Sans elles, les Spice Girls n'auraient sans doute jamais entendu parler de Girl Power. Depuis quinze ans, les quatre mauvaises filles des L7 brandissent haut et fort leur étendard, celui du pussy power.
Une grande claque aux machos du rock et un message radical et simplissime : tout le pouvoir aux filles.
Donita Sparks / L7
L7 C'est de l'argot. Ca vient du temps du bebop aux Etats Unis. C'était un mot secret pour designer un square, un carré, quelqu'un qui n'est pas dans le coup. On nous a baptisé L7 parce qu'un L et un 7, ça fait un carré'!
Originaires de Los Angeles, les quatre L7 montent leur groupe en 1986. Elles se lient d'amitié avec Nirvana et les groupe de la scène grunge naissante. Six disques et quinze années plus tard, elles n'en reviennent toujours pas.
En bonnes élèves du punk, les L7 adorent la provocation. En 1994, elles font scandale en exécutant un strip-tease à la télévision britannique. Et le 22 mai 1995, invitées à Cannes sur le plateau de Canal Plus, elles interprètent à leur manière et en direct l'un de leur morceau fétiche, "Questioning My Sanity", je m'interroge sur ma santé mentale". Une question qui méritait en effet d'être posée!
Malgré leur succès, les L7 préfèrent les petites salles, où le contact avec le public est le plus direct.

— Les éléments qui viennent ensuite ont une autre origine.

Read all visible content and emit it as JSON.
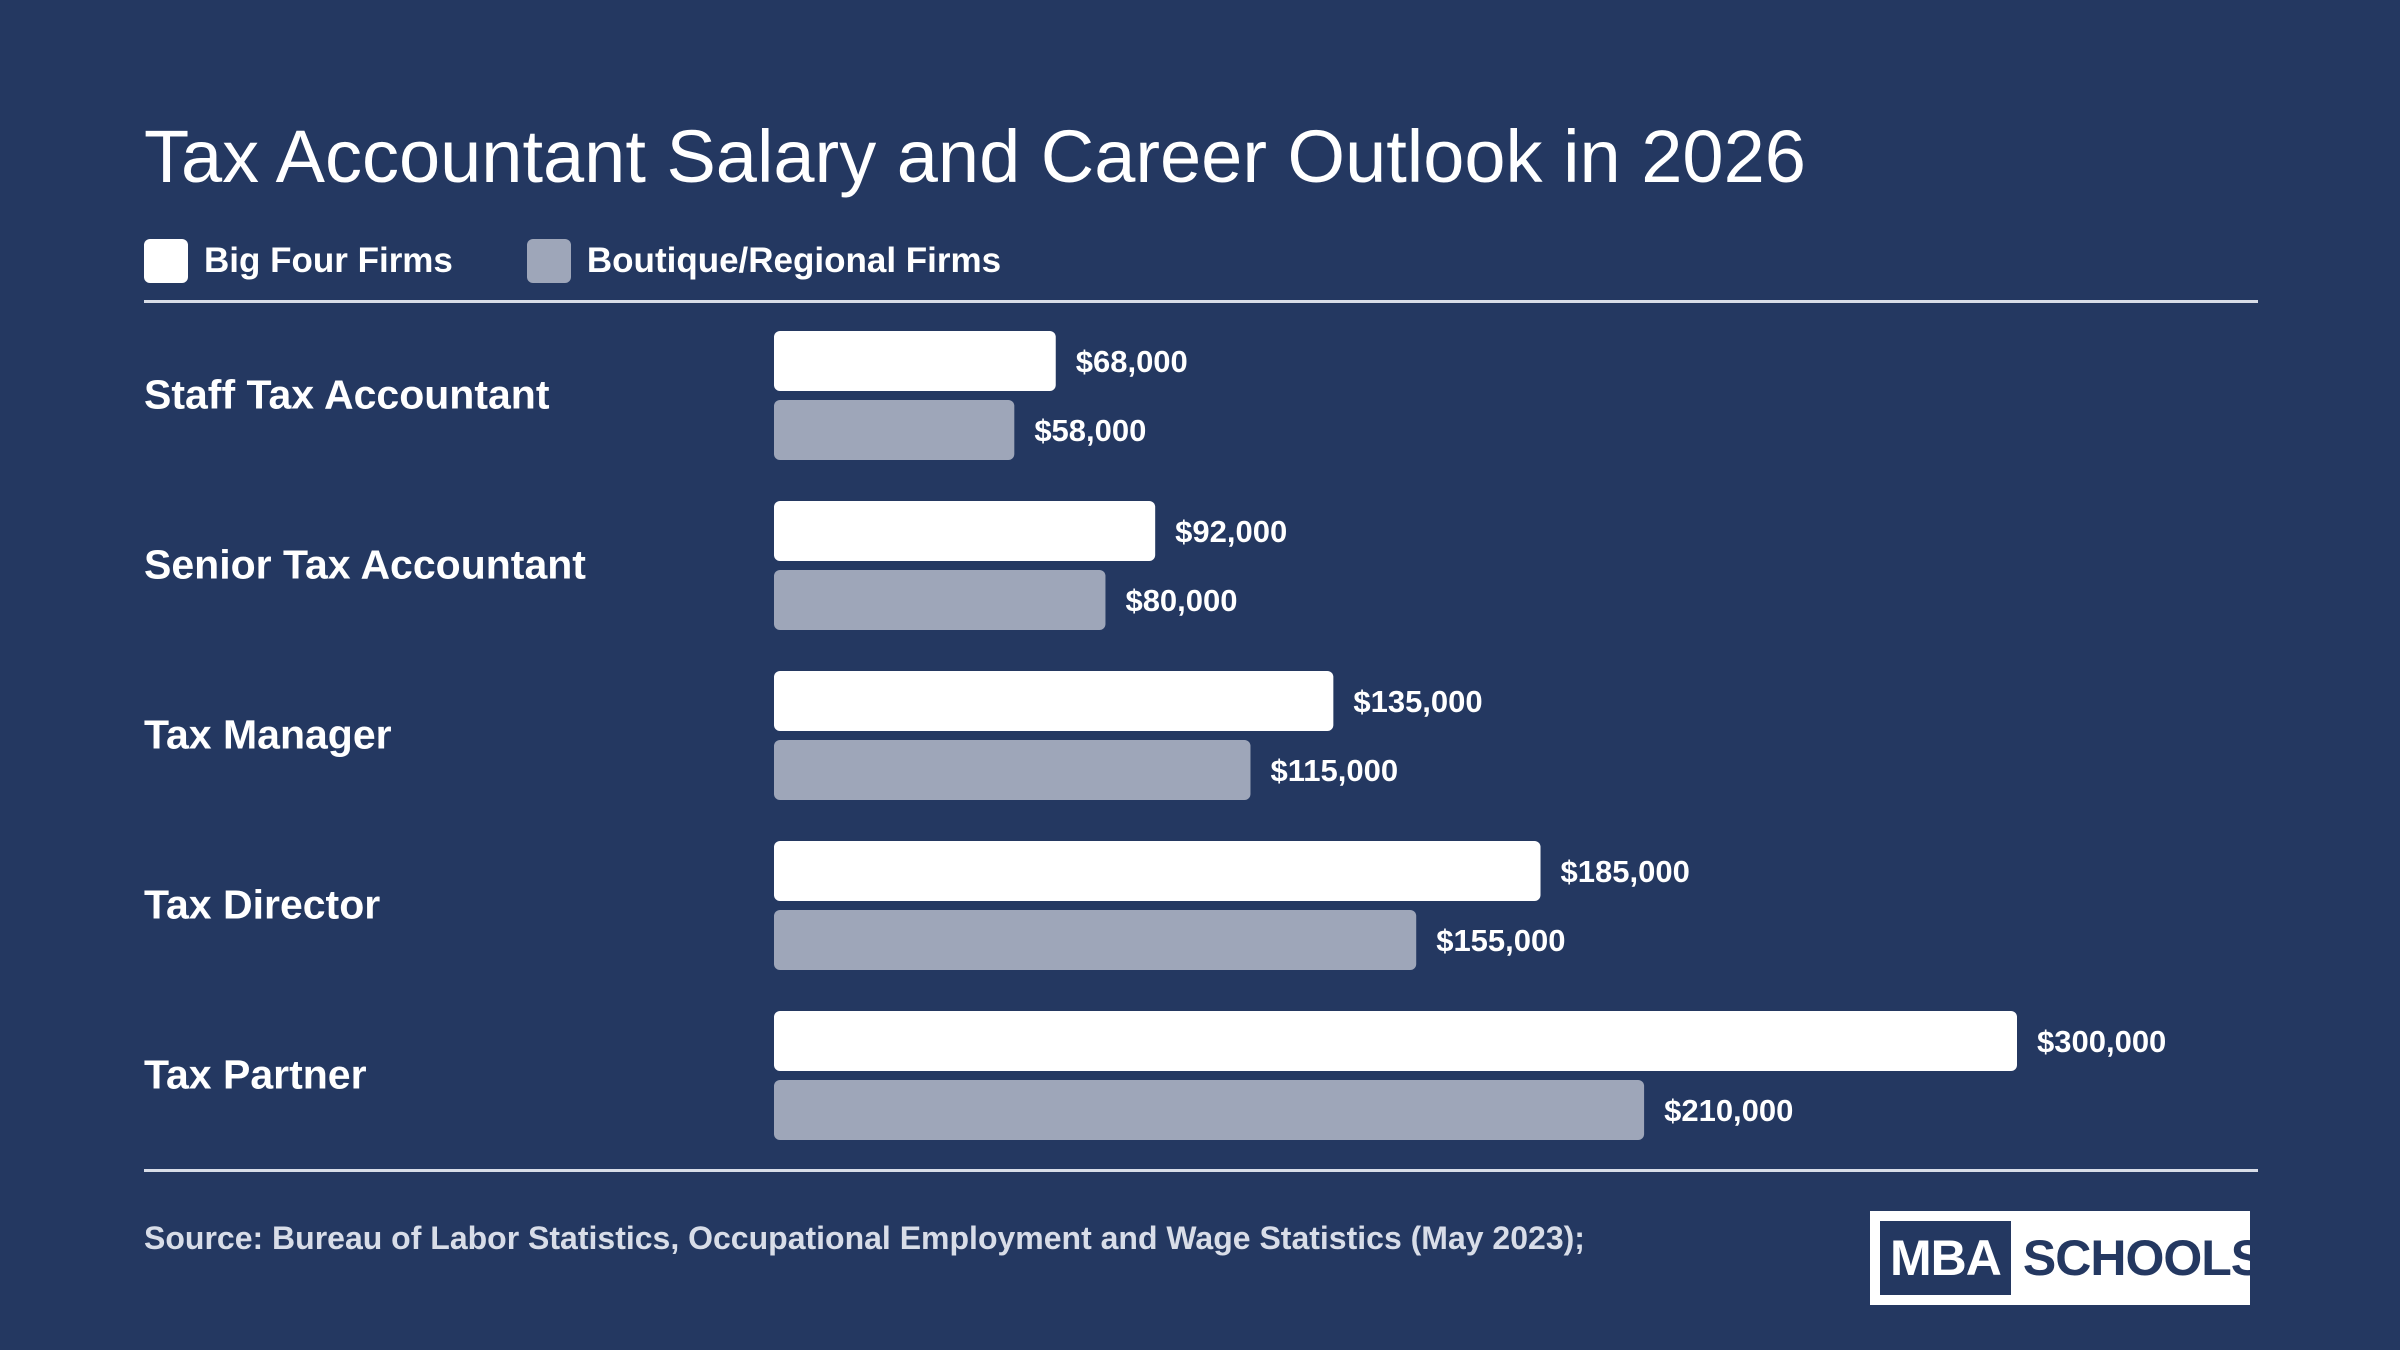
{
  "title": "Tax Accountant Salary and Career Outlook in 2026",
  "legend": [
    {
      "label": "Big Four Firms",
      "color": "#ffffff"
    },
    {
      "label": "Boutique/Regional Firms",
      "color": "#9ea6b9"
    }
  ],
  "source": "Source: Bureau of Labor Statistics, Occupational Employment and Wage Statistics (May 2023);",
  "logo": {
    "left": "MBA",
    "right": "SCHOOLS"
  },
  "colors": {
    "background": "#243861",
    "big_four": "#ffffff",
    "boutique": "#9ea6b9"
  },
  "chart_data": {
    "type": "bar",
    "orientation": "horizontal",
    "categories": [
      "Staff Tax Accountant",
      "Senior Tax Accountant",
      "Tax Manager",
      "Tax Director",
      "Tax Partner"
    ],
    "series": [
      {
        "name": "Big Four Firms",
        "values": [
          68000,
          92000,
          135000,
          185000,
          300000
        ],
        "labels": [
          "$68,000",
          "$92,000",
          "$135,000",
          "$185,000",
          "$300,000"
        ]
      },
      {
        "name": "Boutique/Regional Firms",
        "values": [
          58000,
          80000,
          115000,
          155000,
          210000
        ],
        "labels": [
          "$58,000",
          "$80,000",
          "$115,000",
          "$155,000",
          "$210,000"
        ]
      }
    ],
    "xlim": [
      0,
      300000
    ],
    "grid": false,
    "legend_position": "top-left"
  }
}
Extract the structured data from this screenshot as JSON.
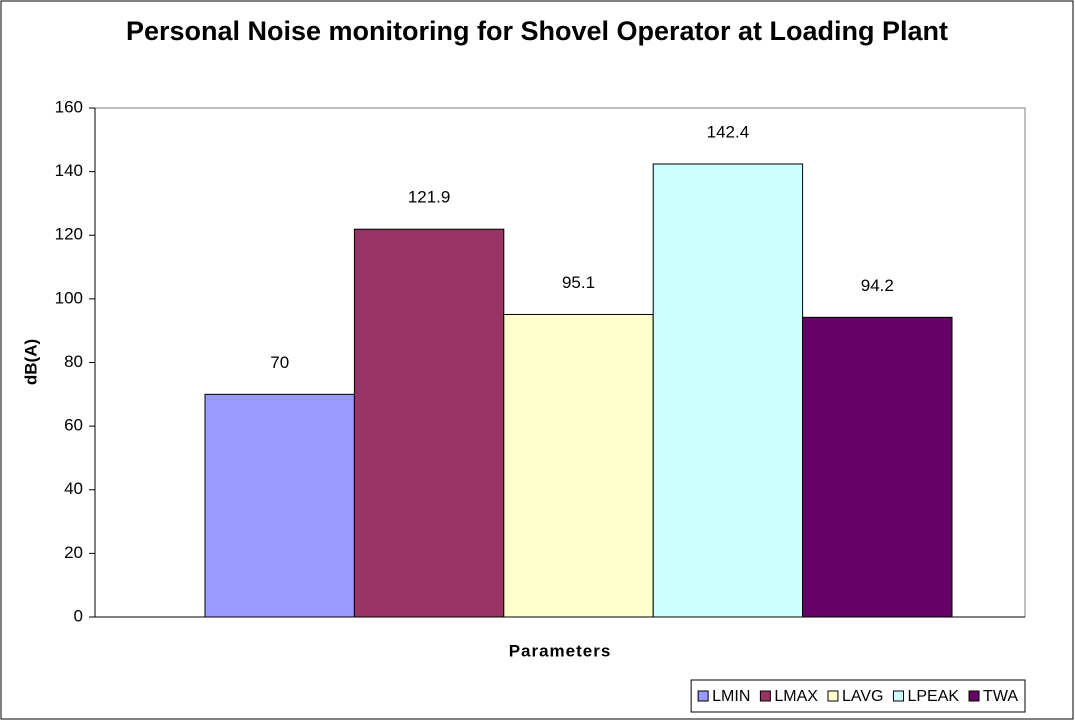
{
  "chart_data": {
    "type": "bar",
    "title": "Personal Noise monitoring for Shovel Operator at Loading Plant",
    "x_label": "Parameters",
    "y_label": "dB(A)",
    "categories": [
      null
    ],
    "series": [
      {
        "name": "LMIN",
        "color": "#9999ff",
        "values": [
          70
        ]
      },
      {
        "name": "LMAX",
        "color": "#993366",
        "values": [
          121.9
        ]
      },
      {
        "name": "LAVG",
        "color": "#ffffcc",
        "values": [
          95.1
        ]
      },
      {
        "name": "LPEAK",
        "color": "#ccffff",
        "values": [
          142.4
        ]
      },
      {
        "name": "TWA",
        "color": "#660066",
        "values": [
          94.2
        ]
      }
    ],
    "ylim": [
      0,
      160
    ],
    "yticks": [
      0,
      20,
      40,
      60,
      80,
      100,
      120,
      140,
      160
    ],
    "grid": false,
    "legend": "bottom-right"
  }
}
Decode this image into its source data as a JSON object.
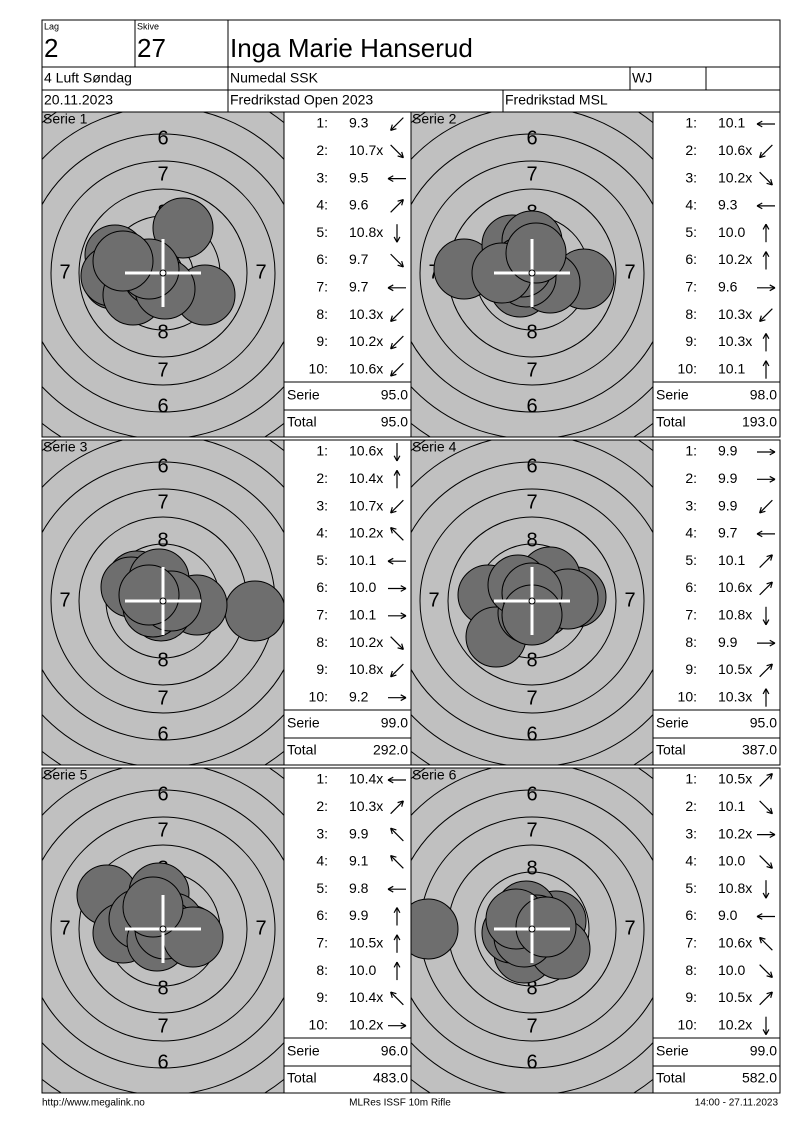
{
  "header": {
    "lag_label": "Lag",
    "lag": "2",
    "skive_label": "Skive",
    "skive": "27",
    "name": "Inga Marie Hanserud",
    "event": "4 Luft Søndag",
    "club": "Numedal SSK",
    "class": "WJ",
    "date": "20.11.2023",
    "competition": "Fredrikstad Open 2023",
    "venue": "Fredrikstad MSL"
  },
  "target_labels": {
    "outer": "6",
    "middle": "7",
    "inner": "8"
  },
  "shot_labels": [
    "1:",
    "2:",
    "3:",
    "4:",
    "5:",
    "6:",
    "7:",
    "8:",
    "9:",
    "10:"
  ],
  "serie_label": "Serie",
  "total_label": "Total",
  "series": [
    {
      "title": "Serie 1",
      "shots": [
        "9.3",
        "10.7x",
        "9.5",
        "9.6",
        "10.8x",
        "9.7",
        "9.7",
        "10.3x",
        "10.2x",
        "10.6x"
      ],
      "serie": "95.0",
      "total": "95.0"
    },
    {
      "title": "Serie 2",
      "shots": [
        "10.1",
        "10.6x",
        "10.2x",
        "9.3",
        "10.0",
        "10.2x",
        "9.6",
        "10.3x",
        "10.3x",
        "10.1"
      ],
      "serie": "98.0",
      "total": "193.0"
    },
    {
      "title": "Serie 3",
      "shots": [
        "10.6x",
        "10.4x",
        "10.7x",
        "10.2x",
        "10.1",
        "10.0",
        "10.1",
        "10.2x",
        "10.8x",
        "9.2"
      ],
      "serie": "99.0",
      "total": "292.0"
    },
    {
      "title": "Serie 4",
      "shots": [
        "9.9",
        "9.9",
        "9.9",
        "9.7",
        "10.1",
        "10.6x",
        "10.8x",
        "9.9",
        "10.5x",
        "10.3x"
      ],
      "serie": "95.0",
      "total": "387.0"
    },
    {
      "title": "Serie 5",
      "shots": [
        "10.4x",
        "10.3x",
        "9.9",
        "9.1",
        "9.8",
        "9.9",
        "10.5x",
        "10.0",
        "10.4x",
        "10.2x"
      ],
      "serie": "96.0",
      "total": "483.0"
    },
    {
      "title": "Serie 6",
      "shots": [
        "10.5x",
        "10.1",
        "10.2x",
        "10.0",
        "10.8x",
        "9.0",
        "10.6x",
        "10.0",
        "10.5x",
        "10.2x"
      ],
      "serie": "99.0",
      "total": "582.0"
    }
  ],
  "footer": {
    "url": "http://www.megalink.no",
    "program": "MLRes ISSF 10m Rifle",
    "timestamp": "14:00 - 27.11.2023"
  }
}
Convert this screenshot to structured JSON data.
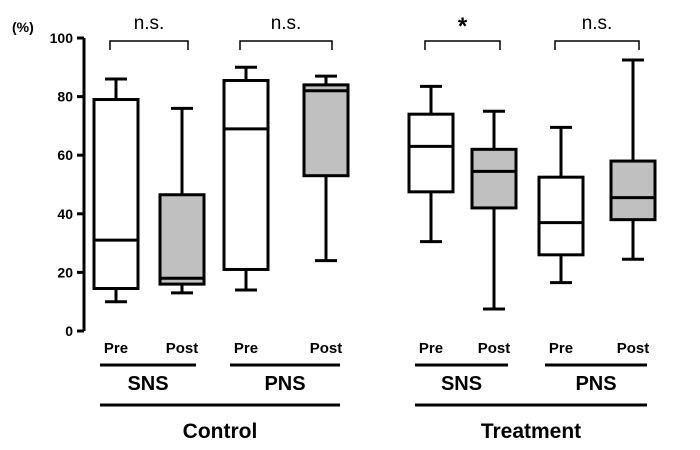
{
  "chart_data": {
    "type": "box",
    "ylabel": "(%)",
    "ylim": [
      0,
      100
    ],
    "yticks": [
      0,
      20,
      40,
      60,
      80,
      100
    ],
    "colors": {
      "pre_fill": "#ffffff",
      "post_fill": "#c0c0c0",
      "stroke": "#000000"
    },
    "groups": [
      {
        "label": "Control",
        "subgroups": [
          {
            "label": "SNS",
            "significance": "n.s.",
            "boxes": [
              {
                "label": "Pre",
                "fill": "pre",
                "min": 10,
                "q1": 14.5,
                "median": 31,
                "q3": 79,
                "max": 86
              },
              {
                "label": "Post",
                "fill": "post",
                "min": 13,
                "q1": 16,
                "median": 18,
                "q3": 46.5,
                "max": 76
              }
            ]
          },
          {
            "label": "PNS",
            "significance": "n.s.",
            "boxes": [
              {
                "label": "Pre",
                "fill": "pre",
                "min": 14,
                "q1": 21,
                "median": 69,
                "q3": 85.5,
                "max": 90
              },
              {
                "label": "Post",
                "fill": "post",
                "min": 24,
                "q1": 53,
                "median": 82,
                "q3": 84,
                "max": 87
              }
            ]
          }
        ]
      },
      {
        "label": "Treatment",
        "subgroups": [
          {
            "label": "SNS",
            "significance": "*",
            "boxes": [
              {
                "label": "Pre",
                "fill": "pre",
                "min": 30.5,
                "q1": 47.5,
                "median": 63,
                "q3": 74,
                "max": 83.5
              },
              {
                "label": "Post",
                "fill": "post",
                "min": 7.5,
                "q1": 42,
                "median": 54.5,
                "q3": 62,
                "max": 75
              }
            ]
          },
          {
            "label": "PNS",
            "significance": "n.s.",
            "boxes": [
              {
                "label": "Pre",
                "fill": "pre",
                "min": 16.5,
                "q1": 26,
                "median": 37,
                "q3": 52.5,
                "max": 69.5
              },
              {
                "label": "Post",
                "fill": "post",
                "min": 24.5,
                "q1": 38,
                "median": 45.5,
                "q3": 58,
                "max": 92.5
              }
            ]
          }
        ]
      }
    ]
  }
}
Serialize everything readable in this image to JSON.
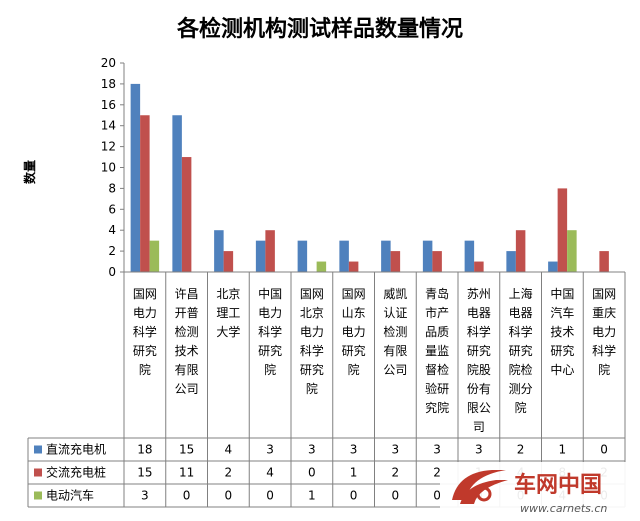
{
  "chart_data": {
    "type": "bar",
    "title": "各检测机构测试样品数量情况",
    "ylabel": "数量",
    "xlabel": "",
    "ylim": [
      0,
      20
    ],
    "yticks": [
      0,
      2,
      4,
      6,
      8,
      10,
      12,
      14,
      16,
      18,
      20
    ],
    "grid": false,
    "legend": "data-table",
    "categories": [
      "国网电力科学研究院",
      "许昌开普检测技术有限公司",
      "北京理工大学",
      "中国电力科学研究院",
      "国网北京电力科学研究院",
      "国网山东电力研究院",
      "威凯认证检测有限公司",
      "青岛市产品质量监督检验研究院",
      "苏州电器科学研究院股份有限公司",
      "上海电器科学研究院检测分院",
      "中国汽车技术研究中心",
      "国网重庆电力科学院"
    ],
    "series": [
      {
        "name": "直流充电机",
        "color": "#4F81BD",
        "values": [
          18,
          15,
          4,
          3,
          3,
          3,
          3,
          3,
          3,
          2,
          1,
          0
        ]
      },
      {
        "name": "交流充电桩",
        "color": "#C0504D",
        "values": [
          15,
          11,
          2,
          4,
          0,
          1,
          2,
          2,
          1,
          4,
          8,
          2
        ]
      },
      {
        "name": "电动汽车",
        "color": "#9BBB59",
        "values": [
          3,
          0,
          0,
          0,
          1,
          0,
          0,
          0,
          0,
          0,
          4,
          0
        ]
      }
    ]
  },
  "watermark": {
    "text": "车网中国",
    "url": "www.carnets.cn",
    "icon": "carnets-logo-icon"
  }
}
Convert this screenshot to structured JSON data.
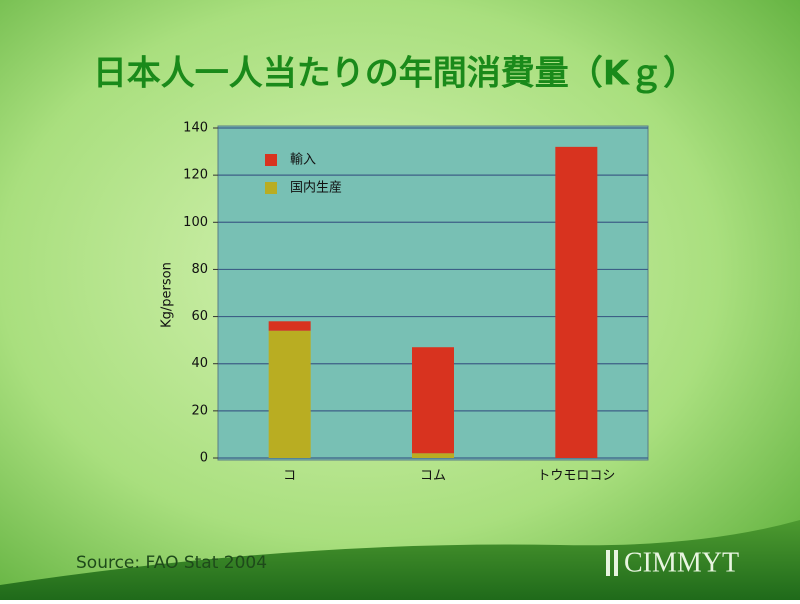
{
  "chart_data": {
    "type": "stacked_bar",
    "title": "日本人一人当たりの年間消費量（Kｇ）",
    "y_label": "Kg/person",
    "categories": [
      "コ",
      "コム",
      "トウモロコシ"
    ],
    "series": [
      {
        "name": "輸入",
        "color": "#d8331f",
        "values": [
          4,
          45,
          132
        ]
      },
      {
        "name": "国内生産",
        "color": "#b9ad22",
        "values": [
          54,
          2,
          0
        ]
      }
    ],
    "ylim": [
      0,
      140
    ],
    "yticks": [
      0,
      20,
      40,
      60,
      80,
      100,
      120,
      140
    ],
    "grid": true
  },
  "source": "Source: FAO Stat 2004",
  "logo": "CIMMYT"
}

Sur scène, on y retrouve tous les clichés de la scène grunge, à commencer par le fameux "stage diving", qui fait défiler les adeptes du saut de l'ange à quelques centimètres des guitares du groupe.
Grâces aux L7, les filles ont cassé le monopole des garçons du rock. Elles ont ouvert la voie à toute une nouvelle génération de rockeuses. Avec le Lilith's Fair, elles ont participé aux Etats Unis au premier rendez vous rock 100 % féminin.
Une ligne militante qui ne doit pas faire oublier le principal : L7 reste avant tout l'un des groupes les plus brûlants de sa génération.